The body of a 53-year-old man who went missing on the Tongariro Alpine Crossing yesterday has been found and a rahui has been put on the track for the next three days.
The man was part of a group of four who set off from the Ketetahi end to hike the crossing at 8am on Monday, October 1.
Police said the group was together until the bushline, near Ketetahi Hut, when three of the men continued without the missing man.
Police were notified by the man’s wife at 5pm when he did not return to his vehicle and
police and LandSAR searched through blizzard conditions until after midnight. The search continued from 7am this morning with four SAR teams and a helicopter.
National Park senior constable Conrad Smith said the man was found on Red Crater ridge, below the summit of Red Crater, at over 1700m.
Smith said conditions deteriorated throughout the day on Monday, with limited visibility, rain and snow. He said the shoulder season was often a busy time for search and rescue in the national park.
“It’s a dangerous time of year because the weather is so changeable,” Smith said.
The man’s body is being recovered and carried to the Mangatepopo Road end. Smith said police are yet to determine whether he was a New Zealander or from overseas or how prepared the group were for the conditions.
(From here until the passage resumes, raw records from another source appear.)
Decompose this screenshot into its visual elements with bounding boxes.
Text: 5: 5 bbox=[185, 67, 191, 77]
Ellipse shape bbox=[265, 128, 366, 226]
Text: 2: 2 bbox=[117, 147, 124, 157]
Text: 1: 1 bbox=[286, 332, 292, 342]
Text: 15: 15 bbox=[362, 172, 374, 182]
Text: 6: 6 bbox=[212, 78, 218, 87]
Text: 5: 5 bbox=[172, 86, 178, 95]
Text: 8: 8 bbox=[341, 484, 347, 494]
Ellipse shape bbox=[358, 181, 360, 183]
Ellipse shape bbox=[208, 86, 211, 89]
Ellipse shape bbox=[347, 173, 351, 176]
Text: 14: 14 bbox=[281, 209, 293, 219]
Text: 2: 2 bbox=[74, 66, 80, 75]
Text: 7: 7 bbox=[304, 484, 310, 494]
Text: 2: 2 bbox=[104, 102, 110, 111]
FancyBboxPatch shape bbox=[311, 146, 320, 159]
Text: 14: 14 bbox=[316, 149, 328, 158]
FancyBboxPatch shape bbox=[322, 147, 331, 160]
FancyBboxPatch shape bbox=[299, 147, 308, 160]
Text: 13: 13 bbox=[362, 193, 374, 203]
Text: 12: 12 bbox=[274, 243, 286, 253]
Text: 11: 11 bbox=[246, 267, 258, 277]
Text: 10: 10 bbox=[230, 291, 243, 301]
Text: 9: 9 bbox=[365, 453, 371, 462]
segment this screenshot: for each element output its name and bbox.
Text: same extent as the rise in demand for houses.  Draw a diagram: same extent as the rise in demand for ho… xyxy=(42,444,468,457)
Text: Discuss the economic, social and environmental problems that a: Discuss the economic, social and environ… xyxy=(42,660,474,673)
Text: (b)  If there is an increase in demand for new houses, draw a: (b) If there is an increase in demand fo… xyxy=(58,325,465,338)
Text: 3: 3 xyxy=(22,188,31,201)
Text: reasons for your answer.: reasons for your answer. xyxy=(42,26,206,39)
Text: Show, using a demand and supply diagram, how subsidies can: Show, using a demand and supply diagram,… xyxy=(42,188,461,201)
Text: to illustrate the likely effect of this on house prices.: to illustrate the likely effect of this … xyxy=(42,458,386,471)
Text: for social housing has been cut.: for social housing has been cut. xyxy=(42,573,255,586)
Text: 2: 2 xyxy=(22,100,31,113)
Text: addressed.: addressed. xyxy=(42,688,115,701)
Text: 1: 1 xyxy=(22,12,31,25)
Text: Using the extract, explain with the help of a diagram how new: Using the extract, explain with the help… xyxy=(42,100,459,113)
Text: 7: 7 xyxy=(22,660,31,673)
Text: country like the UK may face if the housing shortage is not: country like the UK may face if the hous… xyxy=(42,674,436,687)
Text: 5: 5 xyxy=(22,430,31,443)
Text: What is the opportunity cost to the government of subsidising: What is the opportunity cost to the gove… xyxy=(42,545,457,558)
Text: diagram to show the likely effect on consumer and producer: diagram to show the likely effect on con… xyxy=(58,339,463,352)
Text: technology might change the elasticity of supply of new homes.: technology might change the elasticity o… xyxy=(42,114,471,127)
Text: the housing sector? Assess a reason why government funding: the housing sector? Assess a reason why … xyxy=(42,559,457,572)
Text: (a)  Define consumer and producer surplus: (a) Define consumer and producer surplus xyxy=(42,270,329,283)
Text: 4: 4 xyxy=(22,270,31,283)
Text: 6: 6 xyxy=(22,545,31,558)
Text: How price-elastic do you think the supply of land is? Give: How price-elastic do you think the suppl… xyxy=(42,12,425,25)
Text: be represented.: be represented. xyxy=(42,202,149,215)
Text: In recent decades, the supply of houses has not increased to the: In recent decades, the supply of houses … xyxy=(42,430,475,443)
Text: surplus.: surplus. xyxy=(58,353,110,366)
It comes just three weeks before the tramping season officially opens on the crossing, which attracts about 141,000 walkers a year.
Tongariro National Park has the most search and rescue call outs of any national park in the country.
According to the Mountain Safety Council, 14 per cent of all search and rescue incidents involving trampers occurred in the national park. There were 322 rescues in park between 2010 and 2017, more than double the number of rescues in Fiordland National Park, which is the second busiest for LandSAR.